Su pequeña mano se desliza en la mía mientras nos dirigimos afuera.
Warner y su padre están ubicados en la arena, observando a Nicholson construir un elaborado castillo de arena.
Ambos hombres se giran cuando escuchan nuestra aproximación.
Rockford suelta mi mano y corre hacia su hermana, inmediatamente elogiando sus habilidades arquitectónicas.
Ella me saluda con entusiasmo antes de lanzarse a una lista detallada de tareas para su hermano.
Me acomodo entre Warner y su padre en la cálida arena, tomando una respiración profunda que libero lentamente.

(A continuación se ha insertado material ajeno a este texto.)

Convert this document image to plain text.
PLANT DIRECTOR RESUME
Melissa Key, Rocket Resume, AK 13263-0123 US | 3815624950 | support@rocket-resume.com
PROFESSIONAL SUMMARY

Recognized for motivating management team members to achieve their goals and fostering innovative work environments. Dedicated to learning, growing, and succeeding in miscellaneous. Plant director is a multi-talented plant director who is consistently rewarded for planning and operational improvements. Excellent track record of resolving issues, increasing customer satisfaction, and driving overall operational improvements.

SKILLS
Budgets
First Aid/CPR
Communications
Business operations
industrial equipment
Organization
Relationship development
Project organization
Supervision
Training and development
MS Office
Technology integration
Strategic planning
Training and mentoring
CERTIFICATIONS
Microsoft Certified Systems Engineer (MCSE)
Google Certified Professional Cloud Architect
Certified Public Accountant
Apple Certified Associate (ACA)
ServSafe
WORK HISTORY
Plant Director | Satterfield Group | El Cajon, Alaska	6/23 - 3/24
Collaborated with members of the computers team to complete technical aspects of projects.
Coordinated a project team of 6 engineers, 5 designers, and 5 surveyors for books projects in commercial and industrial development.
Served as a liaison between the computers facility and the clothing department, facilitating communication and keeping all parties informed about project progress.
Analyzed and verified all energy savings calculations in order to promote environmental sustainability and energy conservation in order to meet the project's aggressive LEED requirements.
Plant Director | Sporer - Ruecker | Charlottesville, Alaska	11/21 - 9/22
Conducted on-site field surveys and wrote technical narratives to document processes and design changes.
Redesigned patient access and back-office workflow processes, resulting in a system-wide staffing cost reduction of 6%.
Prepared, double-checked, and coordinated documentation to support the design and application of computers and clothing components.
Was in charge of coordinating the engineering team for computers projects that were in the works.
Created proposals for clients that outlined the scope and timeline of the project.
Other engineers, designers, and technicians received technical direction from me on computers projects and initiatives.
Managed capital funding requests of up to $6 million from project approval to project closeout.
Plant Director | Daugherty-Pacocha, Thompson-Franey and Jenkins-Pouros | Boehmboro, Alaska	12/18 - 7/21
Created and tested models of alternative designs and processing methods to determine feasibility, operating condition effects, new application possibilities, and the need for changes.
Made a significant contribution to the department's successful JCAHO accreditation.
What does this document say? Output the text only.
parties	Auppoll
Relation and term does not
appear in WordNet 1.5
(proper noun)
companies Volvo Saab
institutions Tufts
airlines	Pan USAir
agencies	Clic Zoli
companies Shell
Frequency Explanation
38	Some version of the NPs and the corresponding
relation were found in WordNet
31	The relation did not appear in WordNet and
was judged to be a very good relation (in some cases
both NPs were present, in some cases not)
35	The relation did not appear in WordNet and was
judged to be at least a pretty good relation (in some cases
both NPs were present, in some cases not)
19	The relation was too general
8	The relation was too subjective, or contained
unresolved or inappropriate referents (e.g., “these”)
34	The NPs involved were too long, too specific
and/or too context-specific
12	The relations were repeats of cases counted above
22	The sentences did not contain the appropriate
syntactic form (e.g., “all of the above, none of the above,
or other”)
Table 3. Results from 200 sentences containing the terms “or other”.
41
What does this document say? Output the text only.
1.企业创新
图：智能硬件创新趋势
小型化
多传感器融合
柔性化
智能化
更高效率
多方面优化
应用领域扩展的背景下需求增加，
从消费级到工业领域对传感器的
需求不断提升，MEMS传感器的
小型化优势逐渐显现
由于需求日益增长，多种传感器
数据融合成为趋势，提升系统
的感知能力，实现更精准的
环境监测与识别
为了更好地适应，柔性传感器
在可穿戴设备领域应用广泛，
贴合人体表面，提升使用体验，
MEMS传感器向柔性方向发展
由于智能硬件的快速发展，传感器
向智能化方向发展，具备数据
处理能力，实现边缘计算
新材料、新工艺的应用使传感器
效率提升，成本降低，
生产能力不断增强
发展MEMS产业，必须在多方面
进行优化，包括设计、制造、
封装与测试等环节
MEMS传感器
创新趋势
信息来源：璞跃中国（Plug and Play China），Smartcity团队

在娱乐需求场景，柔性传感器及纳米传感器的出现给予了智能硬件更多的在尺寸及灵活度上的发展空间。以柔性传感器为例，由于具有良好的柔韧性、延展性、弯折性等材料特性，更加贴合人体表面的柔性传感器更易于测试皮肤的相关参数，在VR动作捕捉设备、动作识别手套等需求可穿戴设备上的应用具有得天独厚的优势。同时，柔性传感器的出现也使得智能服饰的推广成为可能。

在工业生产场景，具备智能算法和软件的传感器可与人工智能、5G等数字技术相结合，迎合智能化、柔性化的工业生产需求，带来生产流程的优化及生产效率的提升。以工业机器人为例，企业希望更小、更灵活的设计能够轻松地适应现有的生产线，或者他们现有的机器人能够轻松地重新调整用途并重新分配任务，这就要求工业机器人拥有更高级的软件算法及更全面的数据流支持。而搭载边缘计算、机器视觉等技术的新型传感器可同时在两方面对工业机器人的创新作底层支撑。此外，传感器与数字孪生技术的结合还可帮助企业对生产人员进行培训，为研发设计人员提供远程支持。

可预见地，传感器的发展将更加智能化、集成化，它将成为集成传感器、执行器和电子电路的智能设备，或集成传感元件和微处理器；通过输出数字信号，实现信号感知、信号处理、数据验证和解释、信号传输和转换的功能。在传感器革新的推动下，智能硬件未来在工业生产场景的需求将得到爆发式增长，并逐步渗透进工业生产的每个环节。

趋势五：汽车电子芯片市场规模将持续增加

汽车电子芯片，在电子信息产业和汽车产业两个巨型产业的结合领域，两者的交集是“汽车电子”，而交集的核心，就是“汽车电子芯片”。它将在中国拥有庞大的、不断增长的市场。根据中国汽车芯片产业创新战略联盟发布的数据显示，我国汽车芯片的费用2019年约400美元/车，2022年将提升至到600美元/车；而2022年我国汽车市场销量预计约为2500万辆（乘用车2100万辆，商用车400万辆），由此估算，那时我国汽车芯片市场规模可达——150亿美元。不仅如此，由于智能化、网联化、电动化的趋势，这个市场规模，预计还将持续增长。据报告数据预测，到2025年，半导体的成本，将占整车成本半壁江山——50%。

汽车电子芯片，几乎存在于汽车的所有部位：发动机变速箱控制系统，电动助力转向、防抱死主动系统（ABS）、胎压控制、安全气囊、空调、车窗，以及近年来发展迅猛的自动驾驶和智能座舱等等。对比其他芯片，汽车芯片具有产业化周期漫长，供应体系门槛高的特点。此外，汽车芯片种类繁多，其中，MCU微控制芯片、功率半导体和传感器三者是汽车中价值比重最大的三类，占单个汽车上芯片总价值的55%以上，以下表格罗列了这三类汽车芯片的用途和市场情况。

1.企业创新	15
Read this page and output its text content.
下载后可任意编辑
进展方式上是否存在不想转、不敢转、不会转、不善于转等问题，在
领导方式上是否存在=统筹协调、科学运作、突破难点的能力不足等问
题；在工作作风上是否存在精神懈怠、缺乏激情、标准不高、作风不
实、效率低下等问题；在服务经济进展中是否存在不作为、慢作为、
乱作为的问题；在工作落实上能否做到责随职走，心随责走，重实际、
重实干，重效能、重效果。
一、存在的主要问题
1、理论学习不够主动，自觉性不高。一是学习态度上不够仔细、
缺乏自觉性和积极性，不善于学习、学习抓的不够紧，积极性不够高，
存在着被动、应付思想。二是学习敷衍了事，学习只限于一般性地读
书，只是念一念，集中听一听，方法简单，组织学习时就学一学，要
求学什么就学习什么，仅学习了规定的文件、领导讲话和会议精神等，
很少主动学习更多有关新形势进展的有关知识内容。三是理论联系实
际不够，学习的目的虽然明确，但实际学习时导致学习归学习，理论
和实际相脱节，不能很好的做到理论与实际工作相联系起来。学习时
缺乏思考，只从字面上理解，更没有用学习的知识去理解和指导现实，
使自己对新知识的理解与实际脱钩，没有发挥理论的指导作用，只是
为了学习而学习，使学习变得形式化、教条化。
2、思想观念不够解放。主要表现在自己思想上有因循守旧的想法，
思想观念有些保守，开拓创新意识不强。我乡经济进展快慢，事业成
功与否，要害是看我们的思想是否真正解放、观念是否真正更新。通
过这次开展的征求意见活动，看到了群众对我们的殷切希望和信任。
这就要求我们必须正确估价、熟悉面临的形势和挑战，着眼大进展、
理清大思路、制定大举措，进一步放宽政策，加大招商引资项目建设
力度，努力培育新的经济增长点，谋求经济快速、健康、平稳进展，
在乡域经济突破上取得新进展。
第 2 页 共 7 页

Ambos hombres ríen suavemente, pero ninguno habla.
Warner abre la boca varias veces como si estuviera tratando de formar palabras, pero nada sale.
Su padre parece estar luchando con el mismo problema.
El calor sube por mi cuello mientras la vergüenza se asienta.
—¿Qué tan malo fue?
—susurro.
Ambos inhalan bruscamente, preparándose para responder, luego quedan completamente en silencio.
Ni siquiera emerge un sonido.
—Oh, Dios.
¿Qué pasó?
¿Qué hice?
—Ha habido varios acontecimientos, Arlene —logra decir finalmente el Sr.
Warner.
—De acuerdo —asiento, preparándome—.
Empieza desde el principio.
—¿Cuál es lo último que recuerdas?
—Esos bastardos intentando matarnos.
Él aulló —señalo hacia Warner—.
Luego te fuiste.
—¿Nada más?
—la voz de Warner está cuidadosamente controlada.
—Recuerdo a Niall.
Prometió hacer que todo estuviera seguro.
¿Lo logró?
—Lo hizo —responden al unísono.
—Mierda.
Vale.
¿Y ahora qué?
—Honestamente, no estamos seguros —admite el Sr.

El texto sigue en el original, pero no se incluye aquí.